I believe the referenced page is authored by Maas. If Yevgen scans
old posts in this newsgroup for Maas's posts (google is handy for
this), and the myriad corrections required, he may be able to
evaluate the accuracy of that page, at least as far as it applies
to C.

--
<http://www.cs.auckland.ac.nz/~pgut001/pubs/vista_cost.txt>
<http://www.securityfocus.com/columnists/423>

"A man who is right every time is not likely to do very much."
-- Francis Crick, co-discover of DNA
"There is nothing more amazing than stupidity in action."
-- Thomas Matthews
 
M

Malcolm McLean

Richard Heathfield said:
Not in *this* newsgroup, though. This is a C newsgroup, and in C the
word "object" has a definite and widely known meaning. If you want to
add useless qualifiers to your articles, that's up to you, but nobody
else is under any obligation to copy you.
In the C standard the term "object" has a very specific definition. When
most C programmers use the term "object" they are not using it in this
sense, probably even when specifically discussing C.

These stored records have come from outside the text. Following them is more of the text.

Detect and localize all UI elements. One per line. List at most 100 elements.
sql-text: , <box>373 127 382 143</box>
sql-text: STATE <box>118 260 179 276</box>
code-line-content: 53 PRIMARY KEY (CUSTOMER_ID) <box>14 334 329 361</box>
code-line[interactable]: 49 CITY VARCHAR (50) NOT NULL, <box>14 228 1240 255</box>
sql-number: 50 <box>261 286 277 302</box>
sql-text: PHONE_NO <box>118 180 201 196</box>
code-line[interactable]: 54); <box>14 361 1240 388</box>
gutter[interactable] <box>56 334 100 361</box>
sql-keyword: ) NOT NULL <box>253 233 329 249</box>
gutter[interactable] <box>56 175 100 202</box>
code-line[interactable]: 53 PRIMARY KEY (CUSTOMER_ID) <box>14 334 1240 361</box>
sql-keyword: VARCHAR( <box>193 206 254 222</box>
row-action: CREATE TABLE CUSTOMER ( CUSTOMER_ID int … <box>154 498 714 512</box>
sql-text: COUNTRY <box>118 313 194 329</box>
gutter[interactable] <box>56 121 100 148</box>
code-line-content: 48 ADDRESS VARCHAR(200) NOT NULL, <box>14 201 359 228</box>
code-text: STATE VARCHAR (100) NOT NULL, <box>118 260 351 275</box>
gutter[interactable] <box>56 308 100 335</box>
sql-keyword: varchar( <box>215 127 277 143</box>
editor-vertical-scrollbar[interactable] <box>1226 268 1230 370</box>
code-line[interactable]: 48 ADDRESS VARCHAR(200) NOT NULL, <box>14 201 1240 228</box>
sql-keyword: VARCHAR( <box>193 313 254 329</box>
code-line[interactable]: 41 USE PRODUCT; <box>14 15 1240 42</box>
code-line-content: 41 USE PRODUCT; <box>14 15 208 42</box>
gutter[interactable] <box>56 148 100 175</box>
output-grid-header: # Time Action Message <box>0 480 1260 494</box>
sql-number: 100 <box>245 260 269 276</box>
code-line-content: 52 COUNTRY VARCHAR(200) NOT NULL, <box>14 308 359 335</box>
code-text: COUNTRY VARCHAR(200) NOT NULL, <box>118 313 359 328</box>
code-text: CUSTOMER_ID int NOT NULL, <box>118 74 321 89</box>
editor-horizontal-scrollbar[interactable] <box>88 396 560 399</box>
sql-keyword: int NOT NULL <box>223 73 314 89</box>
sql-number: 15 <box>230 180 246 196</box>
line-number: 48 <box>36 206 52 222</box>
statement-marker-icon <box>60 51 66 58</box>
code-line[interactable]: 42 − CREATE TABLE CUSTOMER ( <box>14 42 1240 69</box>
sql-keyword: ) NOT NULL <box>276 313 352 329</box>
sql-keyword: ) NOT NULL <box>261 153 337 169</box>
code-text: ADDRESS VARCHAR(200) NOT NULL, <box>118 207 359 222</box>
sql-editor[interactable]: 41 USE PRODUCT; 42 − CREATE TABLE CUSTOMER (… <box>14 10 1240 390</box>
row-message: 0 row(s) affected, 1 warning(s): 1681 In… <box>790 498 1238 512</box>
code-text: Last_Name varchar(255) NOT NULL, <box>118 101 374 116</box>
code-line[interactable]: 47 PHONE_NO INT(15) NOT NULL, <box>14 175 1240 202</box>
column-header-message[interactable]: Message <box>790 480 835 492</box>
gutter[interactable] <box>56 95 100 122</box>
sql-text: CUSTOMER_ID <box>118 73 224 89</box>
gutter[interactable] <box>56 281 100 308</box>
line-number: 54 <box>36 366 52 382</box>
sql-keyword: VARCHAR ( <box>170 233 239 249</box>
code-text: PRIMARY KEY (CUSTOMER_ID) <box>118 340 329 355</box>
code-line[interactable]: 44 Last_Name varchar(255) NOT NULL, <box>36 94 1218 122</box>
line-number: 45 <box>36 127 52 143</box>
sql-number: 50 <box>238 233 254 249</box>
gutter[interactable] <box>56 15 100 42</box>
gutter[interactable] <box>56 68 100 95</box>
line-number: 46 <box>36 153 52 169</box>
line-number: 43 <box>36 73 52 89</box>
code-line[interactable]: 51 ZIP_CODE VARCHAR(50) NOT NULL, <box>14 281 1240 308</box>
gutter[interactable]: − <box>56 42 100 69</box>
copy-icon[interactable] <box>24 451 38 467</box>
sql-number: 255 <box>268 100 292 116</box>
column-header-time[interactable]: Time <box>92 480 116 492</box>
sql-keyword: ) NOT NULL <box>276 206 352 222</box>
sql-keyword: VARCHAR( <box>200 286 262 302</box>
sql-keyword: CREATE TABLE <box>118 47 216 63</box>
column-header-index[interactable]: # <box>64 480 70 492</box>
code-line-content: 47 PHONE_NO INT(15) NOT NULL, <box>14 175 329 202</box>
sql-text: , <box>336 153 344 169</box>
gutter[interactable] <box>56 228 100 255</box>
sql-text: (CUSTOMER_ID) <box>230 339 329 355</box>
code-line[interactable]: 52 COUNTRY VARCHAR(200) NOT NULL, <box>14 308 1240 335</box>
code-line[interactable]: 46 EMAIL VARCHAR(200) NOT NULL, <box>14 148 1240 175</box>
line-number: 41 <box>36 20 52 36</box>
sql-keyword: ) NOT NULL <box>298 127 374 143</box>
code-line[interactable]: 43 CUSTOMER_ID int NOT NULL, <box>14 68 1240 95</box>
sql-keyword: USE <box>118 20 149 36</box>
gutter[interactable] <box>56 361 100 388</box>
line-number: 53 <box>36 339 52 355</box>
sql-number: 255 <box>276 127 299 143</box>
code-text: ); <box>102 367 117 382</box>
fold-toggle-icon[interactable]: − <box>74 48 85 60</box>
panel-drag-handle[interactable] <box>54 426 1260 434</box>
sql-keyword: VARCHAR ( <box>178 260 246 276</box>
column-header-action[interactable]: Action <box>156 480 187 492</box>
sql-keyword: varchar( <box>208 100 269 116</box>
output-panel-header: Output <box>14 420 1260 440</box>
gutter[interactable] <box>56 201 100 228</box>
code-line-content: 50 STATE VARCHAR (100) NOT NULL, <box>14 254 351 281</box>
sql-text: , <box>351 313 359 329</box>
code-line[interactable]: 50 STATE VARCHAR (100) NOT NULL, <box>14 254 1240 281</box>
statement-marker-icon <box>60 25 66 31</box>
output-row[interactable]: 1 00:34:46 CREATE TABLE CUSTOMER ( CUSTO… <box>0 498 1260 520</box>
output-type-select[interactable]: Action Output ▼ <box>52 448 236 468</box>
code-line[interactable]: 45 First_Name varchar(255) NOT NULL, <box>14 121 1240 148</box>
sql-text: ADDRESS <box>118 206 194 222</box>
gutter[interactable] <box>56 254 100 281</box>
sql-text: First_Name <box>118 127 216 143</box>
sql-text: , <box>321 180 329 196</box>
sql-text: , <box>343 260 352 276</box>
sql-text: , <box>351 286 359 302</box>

The standard is an important document, so we can hardly hold that it is
wrong to use its terminology, even where it is somewhat eccentric. However
we cannot allow it to totally dictate our discourse. There aren't enough
words for that. Or in programming terms, they have polluted our namespace.
 
R

Richard Heathfield

Malcolm McLean said:
In the C standard the term "object" has a very specific definition.
Correct.

When most C programmers use the term "object" they are not using it in
this sense, probably even when specifically discussing C.

That's their problem. :)
The standard is an important document, so we can hardly hold that it
is wrong to use its terminology, even where it is somewhat eccentric.

Quite so.
However we cannot allow it to totally dictate our discourse.

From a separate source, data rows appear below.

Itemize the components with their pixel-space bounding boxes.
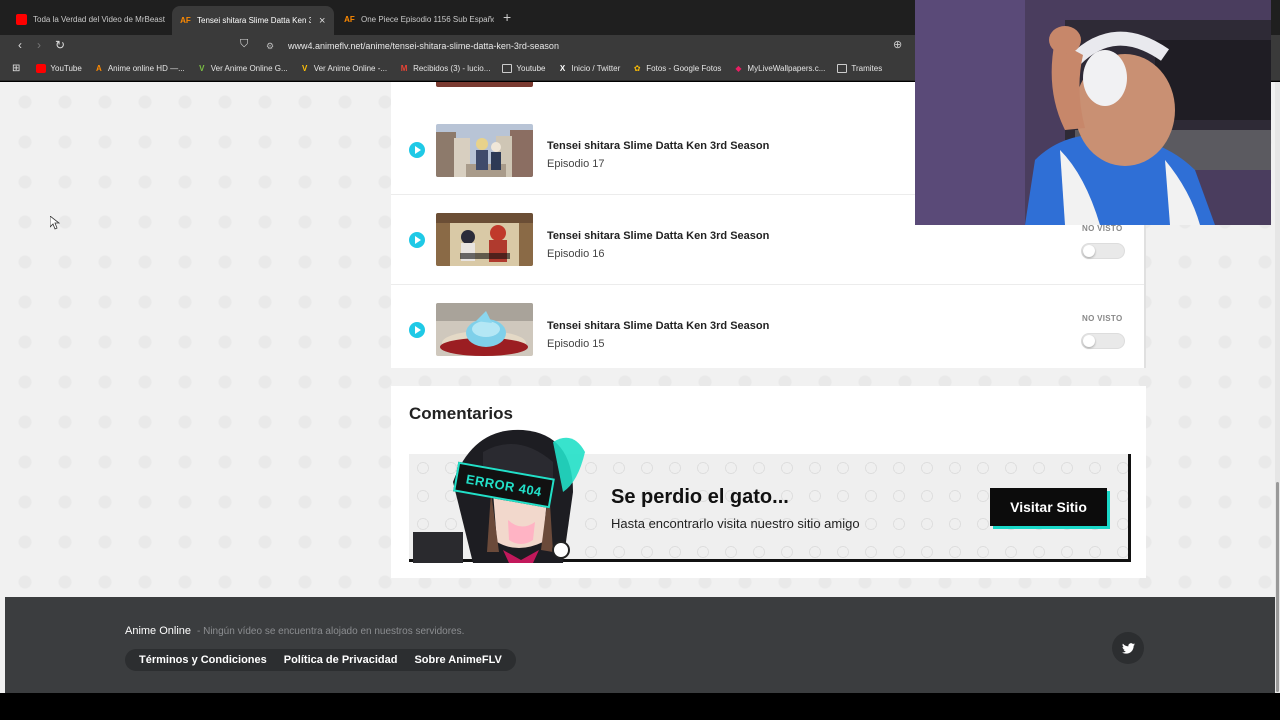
tab-title: Tensei shitara Slime Datta Ken 3r [197,16,311,25]
terms-link[interactable]: Términos y Condiciones [139,654,267,666]
bookmark-tramites[interactable]: Tramites [837,64,882,73]
episode-number: Episodio 17 [547,158,605,170]
gmail-icon: M [400,64,408,73]
about-link[interactable]: Sobre AnimeFLV [414,654,501,666]
mouse-cursor-icon [49,215,61,230]
bookmark-label: Ver Anime Online -... [313,64,388,73]
zoom-icon[interactable]: ⊕ [893,38,902,51]
x-icon: X [559,64,566,73]
visit-site-button[interactable]: Visitar Sitio [990,488,1107,526]
error-badge-text: ERROR 404 [464,470,544,500]
bookmark-label: Fotos - Google Fotos [646,64,722,73]
bookmark-label: Youtube [516,64,546,73]
webcam-overlay [915,0,1271,225]
footer-disclaimer: - Ningún vídeo se encuentra alojado en n… [197,626,465,637]
anime-girl-illustration: ERROR 404 [413,422,593,563]
bookmark-gmail[interactable]: M Recibidos (3) - lucio... [399,64,491,73]
episode-number: Episodio 16 [547,248,605,260]
twitter-icon[interactable] [1112,632,1144,664]
episode-title[interactable]: Tensei shitara Slime Datta Ken 3rd Seaso… [547,320,769,332]
tab-2-active[interactable]: AF Tensei shitara Slime Datta Ken 3r × [172,6,334,35]
close-tab-icon[interactable]: × [319,15,325,27]
tab-title: One Piece Episodio 1156 Sub Españo [361,14,494,24]
bookmark-label: Tramites [851,64,883,73]
bookmark-youtube[interactable]: YouTube [36,64,82,73]
bookmark-folder-youtube[interactable]: Youtube [502,64,546,73]
footer-brand-link[interactable]: Anime Online [125,625,191,637]
play-icon[interactable] [409,322,425,338]
tab-1[interactable]: Toda la Verdad del Video de MrBeast [8,7,171,31]
tab-3[interactable]: AF One Piece Episodio 1156 Sub Españo [336,7,494,31]
watched-toggle[interactable] [1081,333,1125,349]
comments-heading: Comentarios [409,404,513,423]
address-bar[interactable]: ⚙ www4.animeflv.net/anime/tensei-shitara… [260,36,915,56]
bookmark-ver-anime-2[interactable]: V Ver Anime Online -... [300,64,387,73]
episode-row[interactable]: NO VISTO Tensei shitara Slime Datta Ken … [391,285,1146,375]
animeflv-icon: AF [344,14,355,24]
folder-icon [502,64,513,73]
watched-toggle[interactable] [1081,243,1125,259]
vanime-icon: V [199,64,205,73]
back-icon[interactable]: ‹ [12,38,28,52]
youtube-icon [36,64,47,73]
bookmark-label: Ver Anime Online G... [210,64,288,73]
site-footer: Anime Online - Ningún vídeo se encuentra… [5,597,1275,693]
bookmark-anime-online[interactable]: A Anime online HD —... [94,64,185,73]
footer-links: Términos y Condiciones Política de Priva… [125,649,516,671]
new-tab-button[interactable]: + [503,9,511,25]
play-icon[interactable] [409,142,425,158]
page-scrollbar[interactable] [1275,82,1280,693]
folder-icon [837,64,848,73]
privacy-link[interactable]: Política de Privacidad [284,654,398,666]
bookmark-label: Inicio / Twitter [571,64,621,73]
comments-section: Comentarios Se perdio el gato... Hasta e… [391,386,1146,578]
tab-title: Toda la Verdad del Video de MrBeast [33,14,165,24]
reload-icon[interactable]: ↻ [52,38,68,52]
episode-thumbnail[interactable] [436,303,533,356]
bookmark-mylivewallpapers[interactable]: ◆ MyLiveWallpapers.c... [733,64,825,73]
site-info-icon[interactable]: ⚙ [266,41,278,52]
banner-subtitle: Hasta encontrarlo visita nuestro sitio a… [611,516,860,531]
bookmark-icon[interactable]: ⛉ [240,38,248,51]
watched-status: NO VISTO [1082,314,1123,323]
vanime-icon: V [302,64,308,73]
panel-scrollbar [1144,222,1146,368]
bookmark-label: MyLiveWallpapers.c... [747,64,826,73]
episode-number: Episodio 15 [547,338,605,350]
episode-title[interactable]: Tensei shitara Slime Datta Ken 3rd Seaso… [547,140,769,152]
episode-thumbnail[interactable] [436,124,533,177]
play-icon[interactable] [409,232,425,248]
episode-title[interactable]: Tensei shitara Slime Datta Ken 3rd Seaso… [547,230,769,242]
bookmark-google-photos[interactable]: ✿ Fotos - Google Fotos [632,64,722,73]
episode-thumbnail[interactable] [436,213,533,266]
apps-icon[interactable]: ⊞ [12,63,20,74]
watched-status: NO VISTO [1082,224,1123,233]
youtube-icon [16,13,27,25]
bookmark-label: YouTube [50,64,82,73]
animeflv-icon: AF [180,16,191,25]
animeflv-icon: A [95,64,102,73]
forward-icon[interactable]: › [31,38,47,52]
url-text: www4.animeflv.net/anime/tensei-shitara-s… [288,41,559,51]
mlw-icon: ◆ [735,64,742,73]
bookmark-label: Recibidos (3) - lucio... [413,64,491,73]
bookmark-label: Anime online HD —... [107,64,185,73]
bookmark-ver-anime-1[interactable]: V Ver Anime Online G... [197,64,288,73]
photos-icon: ✿ [633,64,641,73]
episode-thumbnail-partial [436,82,533,87]
bookmark-twitter[interactable]: X Inicio / Twitter [558,64,621,73]
banner-title: Se perdio el gato... [611,486,789,508]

I don't. If I use the word "object" in a non-C context, I intend it to
carry a very different meaning than when I use it in a C context. Same
applies to char, long, short, float, double, pointer, file, array,
value, and so on. If I ask my wife whether she'll be long, I don't
imagine for a second that she will interpret that as a query as to
whether she intends to be an at-least-32-bits-wide integer.

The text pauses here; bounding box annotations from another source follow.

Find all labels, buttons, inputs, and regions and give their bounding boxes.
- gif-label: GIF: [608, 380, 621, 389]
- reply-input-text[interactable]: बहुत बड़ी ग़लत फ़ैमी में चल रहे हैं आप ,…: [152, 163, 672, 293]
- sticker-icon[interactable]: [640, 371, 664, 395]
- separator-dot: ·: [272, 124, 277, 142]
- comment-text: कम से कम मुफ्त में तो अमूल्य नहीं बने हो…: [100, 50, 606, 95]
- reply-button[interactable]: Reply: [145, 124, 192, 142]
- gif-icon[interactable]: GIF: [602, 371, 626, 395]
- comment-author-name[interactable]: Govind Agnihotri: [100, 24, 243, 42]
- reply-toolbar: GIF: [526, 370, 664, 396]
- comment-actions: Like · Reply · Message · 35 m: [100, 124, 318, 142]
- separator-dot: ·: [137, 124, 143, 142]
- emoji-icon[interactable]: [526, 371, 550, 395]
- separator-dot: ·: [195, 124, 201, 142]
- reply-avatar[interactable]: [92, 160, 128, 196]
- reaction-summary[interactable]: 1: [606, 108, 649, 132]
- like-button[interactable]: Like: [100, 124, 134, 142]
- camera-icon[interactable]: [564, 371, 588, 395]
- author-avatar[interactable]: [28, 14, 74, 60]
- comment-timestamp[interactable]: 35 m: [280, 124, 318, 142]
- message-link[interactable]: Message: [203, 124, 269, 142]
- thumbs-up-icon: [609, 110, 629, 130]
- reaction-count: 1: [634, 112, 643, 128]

But in a C context, these words have more specialised meanings.
There
aren't enough words for that. Or in programming terms, they have
polluted our namespace.

Well, yes, ISO have polluted our namespace, but not for that reason.
 
Y

Yevgen Muntyan

Keith said:
Yevgen Muntyan said:
robert said:
From: "Racaille" <[email protected]>
I would just use sscanf() and be done: [snip]
Start at the top of:
<http://www.rawbw.com/~rem/HelloPlus/CookBook/Matrix.html>
What's "GNU-c" and why are some functions "GNU-c" while others
are "c"? Then some people read it and think they use GNU-c,
as some people use C/C++...

GNU C is the C-like language accepted by gcc. It's very similar to
standard C, but has a number of extensions, some of which violate the
C standard.

You sure you are talking about the same thing as that silly "GNU-c"
on the website?
Note that gcc is a compiler, not a complete implementation; the C
runtime library is provided separately, and varies from one platform
to another. There is a GNU C library (separate from, but usable with,
gcc).

Yeah, noted that. There are also many other libraries out there.
And there is also an Intel C compiler. Then, I like Adobe Photoshop,
one can draw pictures in it.
But I have no idea why the referenced web page applies the "GNU-c" tag
to the isblank() and strtoll() functions, both of which are standard C
(but both are new in C99).

Exactly. That's my question, "why the heck?".